Now, about special drinking glasses, I am saving my set of 4 (count 'em, 4) Howdy Doody drinking glasses that were originally Welches grape jelly glasses, for the twins. I ate a lot of grape jelly back in 1953 and 1954 to get that set, so they are the most valuable gift I can think of to give the girls.
And about that marvelous photo, truly a more wonderful father and child photo has not been taken. Thanks so much!
lovely mom, thanks.
Makes me want to start over!
Makes we want to be sweeter than ever, to each little one I get a chance to be around.
I have 2 granddaughters, one 11 and the other 2 years old. I guess I could let um eat on the couch for a start. thanks babes, I passed this along to my young mothers. bobJuan.
sigh. I wish I could’ve found your mommy advice in the library when I was pregnant with Jordan. although I did much of what you say with him, I heard so much bad advice too and sometimes allowed myself to be confused by the “experts”. I was a young, young mommy with very few role models to look to. my own mother was under siege of abuse from first my father and then my step-father when I was young and working all the time just to survive, but she pulled off some of your best advice too.

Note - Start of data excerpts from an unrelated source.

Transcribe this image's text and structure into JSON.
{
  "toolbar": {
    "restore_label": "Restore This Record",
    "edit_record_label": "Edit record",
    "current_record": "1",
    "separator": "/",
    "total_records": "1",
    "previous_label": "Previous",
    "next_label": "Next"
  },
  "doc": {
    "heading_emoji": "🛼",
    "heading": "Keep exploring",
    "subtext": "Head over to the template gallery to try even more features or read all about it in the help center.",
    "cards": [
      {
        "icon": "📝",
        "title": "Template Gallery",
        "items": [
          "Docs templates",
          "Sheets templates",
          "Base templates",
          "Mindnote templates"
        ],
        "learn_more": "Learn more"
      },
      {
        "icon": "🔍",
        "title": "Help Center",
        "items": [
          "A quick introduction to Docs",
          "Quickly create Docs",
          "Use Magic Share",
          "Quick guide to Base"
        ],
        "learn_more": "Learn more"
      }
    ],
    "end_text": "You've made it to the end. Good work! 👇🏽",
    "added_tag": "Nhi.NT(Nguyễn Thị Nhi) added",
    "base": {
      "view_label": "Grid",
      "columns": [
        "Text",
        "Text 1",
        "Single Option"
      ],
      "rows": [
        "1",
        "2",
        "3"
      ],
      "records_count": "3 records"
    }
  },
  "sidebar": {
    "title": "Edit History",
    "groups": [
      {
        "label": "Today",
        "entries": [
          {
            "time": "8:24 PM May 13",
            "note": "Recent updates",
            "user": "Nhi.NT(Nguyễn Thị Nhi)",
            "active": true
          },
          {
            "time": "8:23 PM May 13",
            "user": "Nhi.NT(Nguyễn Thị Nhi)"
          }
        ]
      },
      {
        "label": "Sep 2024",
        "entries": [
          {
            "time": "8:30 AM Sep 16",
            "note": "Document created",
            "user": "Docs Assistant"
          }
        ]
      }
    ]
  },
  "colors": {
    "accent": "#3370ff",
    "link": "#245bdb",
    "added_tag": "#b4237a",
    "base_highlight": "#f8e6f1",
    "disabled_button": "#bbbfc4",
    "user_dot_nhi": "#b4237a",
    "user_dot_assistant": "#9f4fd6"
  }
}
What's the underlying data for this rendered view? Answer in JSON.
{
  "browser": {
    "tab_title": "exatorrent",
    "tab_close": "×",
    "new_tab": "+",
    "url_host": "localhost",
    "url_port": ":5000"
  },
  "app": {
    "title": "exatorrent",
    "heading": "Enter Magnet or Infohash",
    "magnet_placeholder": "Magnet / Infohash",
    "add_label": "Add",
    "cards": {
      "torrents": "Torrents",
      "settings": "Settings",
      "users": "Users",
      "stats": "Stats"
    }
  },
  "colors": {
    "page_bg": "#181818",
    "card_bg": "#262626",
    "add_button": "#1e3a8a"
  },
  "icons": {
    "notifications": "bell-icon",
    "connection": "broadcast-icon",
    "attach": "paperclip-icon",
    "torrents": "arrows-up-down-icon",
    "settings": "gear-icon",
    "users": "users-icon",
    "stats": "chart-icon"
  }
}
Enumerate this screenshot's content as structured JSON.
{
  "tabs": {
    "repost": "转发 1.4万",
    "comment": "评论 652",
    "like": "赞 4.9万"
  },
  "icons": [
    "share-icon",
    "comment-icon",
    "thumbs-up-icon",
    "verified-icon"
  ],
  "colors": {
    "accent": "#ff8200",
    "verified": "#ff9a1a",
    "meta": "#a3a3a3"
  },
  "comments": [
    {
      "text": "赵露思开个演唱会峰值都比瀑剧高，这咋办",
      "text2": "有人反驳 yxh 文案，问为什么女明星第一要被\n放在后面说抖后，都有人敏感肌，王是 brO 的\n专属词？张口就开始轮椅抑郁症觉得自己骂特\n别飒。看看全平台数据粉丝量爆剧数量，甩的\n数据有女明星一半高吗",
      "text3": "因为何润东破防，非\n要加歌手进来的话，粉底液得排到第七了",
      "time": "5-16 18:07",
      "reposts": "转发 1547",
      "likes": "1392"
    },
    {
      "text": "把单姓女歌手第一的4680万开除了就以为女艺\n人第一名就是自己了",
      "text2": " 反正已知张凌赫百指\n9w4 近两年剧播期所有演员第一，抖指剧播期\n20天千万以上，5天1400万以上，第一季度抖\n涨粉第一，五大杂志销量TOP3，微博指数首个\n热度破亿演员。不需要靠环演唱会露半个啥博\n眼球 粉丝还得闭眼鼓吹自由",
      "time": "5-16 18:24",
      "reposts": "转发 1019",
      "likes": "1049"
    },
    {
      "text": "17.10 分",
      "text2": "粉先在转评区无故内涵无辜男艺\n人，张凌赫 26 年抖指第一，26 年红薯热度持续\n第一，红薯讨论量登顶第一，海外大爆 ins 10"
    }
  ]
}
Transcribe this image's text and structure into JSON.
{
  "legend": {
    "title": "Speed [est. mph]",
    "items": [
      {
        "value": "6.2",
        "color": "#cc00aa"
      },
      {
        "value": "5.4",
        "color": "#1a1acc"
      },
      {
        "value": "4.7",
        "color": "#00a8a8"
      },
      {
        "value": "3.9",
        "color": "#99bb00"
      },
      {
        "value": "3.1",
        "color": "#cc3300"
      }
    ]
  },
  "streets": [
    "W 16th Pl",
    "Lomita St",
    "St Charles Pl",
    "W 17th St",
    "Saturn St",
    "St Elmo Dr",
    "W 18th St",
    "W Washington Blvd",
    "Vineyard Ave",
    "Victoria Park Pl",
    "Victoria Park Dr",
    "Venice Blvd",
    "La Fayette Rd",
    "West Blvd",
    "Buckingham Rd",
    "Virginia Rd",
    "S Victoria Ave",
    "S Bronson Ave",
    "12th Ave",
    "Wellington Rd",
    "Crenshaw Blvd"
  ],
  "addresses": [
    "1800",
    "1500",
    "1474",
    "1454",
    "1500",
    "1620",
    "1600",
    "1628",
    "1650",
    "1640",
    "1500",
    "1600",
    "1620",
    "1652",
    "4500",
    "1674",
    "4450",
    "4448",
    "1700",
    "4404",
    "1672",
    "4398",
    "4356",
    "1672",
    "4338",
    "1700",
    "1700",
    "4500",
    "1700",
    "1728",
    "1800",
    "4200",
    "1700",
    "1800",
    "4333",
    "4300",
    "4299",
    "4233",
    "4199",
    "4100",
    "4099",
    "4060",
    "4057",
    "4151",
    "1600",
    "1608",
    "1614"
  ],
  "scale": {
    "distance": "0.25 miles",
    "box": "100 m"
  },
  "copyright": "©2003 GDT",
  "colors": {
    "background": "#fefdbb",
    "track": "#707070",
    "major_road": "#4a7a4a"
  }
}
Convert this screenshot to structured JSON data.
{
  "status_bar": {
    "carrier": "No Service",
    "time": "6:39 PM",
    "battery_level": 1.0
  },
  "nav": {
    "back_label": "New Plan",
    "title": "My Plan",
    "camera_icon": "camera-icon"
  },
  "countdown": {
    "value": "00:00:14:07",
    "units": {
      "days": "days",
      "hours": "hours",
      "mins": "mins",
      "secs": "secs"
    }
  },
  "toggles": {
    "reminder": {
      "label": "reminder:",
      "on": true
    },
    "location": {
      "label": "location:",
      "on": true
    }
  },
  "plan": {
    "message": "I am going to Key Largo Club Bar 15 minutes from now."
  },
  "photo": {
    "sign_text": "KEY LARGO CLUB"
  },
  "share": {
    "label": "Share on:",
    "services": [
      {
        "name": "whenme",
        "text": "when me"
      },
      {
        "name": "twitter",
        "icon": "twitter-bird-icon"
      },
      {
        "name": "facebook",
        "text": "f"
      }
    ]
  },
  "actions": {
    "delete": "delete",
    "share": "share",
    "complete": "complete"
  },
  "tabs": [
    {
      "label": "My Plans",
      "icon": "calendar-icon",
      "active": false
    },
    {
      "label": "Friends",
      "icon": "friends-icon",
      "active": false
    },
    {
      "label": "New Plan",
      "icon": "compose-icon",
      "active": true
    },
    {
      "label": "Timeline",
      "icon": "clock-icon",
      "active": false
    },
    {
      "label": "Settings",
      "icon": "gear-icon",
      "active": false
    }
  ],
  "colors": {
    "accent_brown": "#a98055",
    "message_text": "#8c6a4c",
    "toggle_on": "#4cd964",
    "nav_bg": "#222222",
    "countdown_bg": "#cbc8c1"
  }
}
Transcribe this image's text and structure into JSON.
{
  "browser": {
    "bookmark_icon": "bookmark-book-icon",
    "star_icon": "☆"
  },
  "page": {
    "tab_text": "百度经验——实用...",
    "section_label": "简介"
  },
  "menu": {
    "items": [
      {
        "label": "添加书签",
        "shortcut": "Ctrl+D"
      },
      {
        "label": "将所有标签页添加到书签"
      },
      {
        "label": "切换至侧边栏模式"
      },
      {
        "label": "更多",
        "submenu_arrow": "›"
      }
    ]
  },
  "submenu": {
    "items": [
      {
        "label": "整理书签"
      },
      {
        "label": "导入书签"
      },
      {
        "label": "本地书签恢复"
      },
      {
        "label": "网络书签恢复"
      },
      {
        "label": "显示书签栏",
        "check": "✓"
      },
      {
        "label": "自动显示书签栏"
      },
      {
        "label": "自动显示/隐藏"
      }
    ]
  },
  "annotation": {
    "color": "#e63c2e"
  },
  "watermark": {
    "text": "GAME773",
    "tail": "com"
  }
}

the happy news is that jordan is turning out a-ok. he just got his first “real” car. an old jeep that my husband is helping him to rebuild. he’s kind and compassionate and real with his younger cousins and he’s a sensitive, intelligent, inquisitive, wild teenager.
“Keep in the back of your mind, while you’re head-over-heels gaga over this little being, that your job is to send them out into the world. You’re their first guide and you’ll always be special, but the job is to launch them. It will happen so fast your head will spin. Try to plan ahead for that and wear your anti-spin hat.”
This is what I have to do everyday, especially now while he is 15 going on 27. :-) Every interaction I have with him is, for me, about realizing that he will fly away from the nest very soon and all the time I have with him now, I am thinking of what tools and gifts I can give him, share with him, that will help him build his own whole, full, gorgeous life. It takes my breath away. Last night I spent 5 hours gazing at a photo of him that I took with my camera phone 2 years ago, while enlarging it from 2 inches by 2 inches to 36” x 36” in photoshop and composing a poem about him in my head. He has promised to hand make the metal frame for me and I want to etch the poem into the metal of the frame. Parenthood has been so unmanagable and terrifying and enriching and fun and weird and again terrifying and growth causing for me.
Thanks for this incredible advice!
Jeannie,
I've always known that Adrian is an amazing person. I also always knew why but now I can see the why in print.
You've written a “Concordia” on how to mom, or better, how to mom or dad or mentor or nurture or raise or….or…or anything to do with newbies.
I am going to print this, emboss it with artwork, frame it, and give it to Jilia and Lily for them to use as a guide if they ever decide to add another human or two to our Ark.
I want the love and understanding in those words to pass through them to the next generation.
Thank you,
Albert
Wow! What wise words. Such a natural way to bring up children. Yours are fortunate, Jeannie. This definitely needs to be on a primer of childcare. To be natural and not all plastic-ky [hiding my head at the memory that mine was quite a fisher-price mothering!].
I like the mix of care and carefree sharing you incorporate into your advice. Thanks for sharing this!
Is it okay if I share this in the Collective Wisdom: The Library of Community Threads– in the board on THREADS about General Life Wisdom?
Oh of course, and I just joined your group which I didn’t know existed, so this is a nice little gift!
Done! Feel free to visit and post your comment on the entry being in the Library, or affirm it. Discussions on the blog itself, will continue here.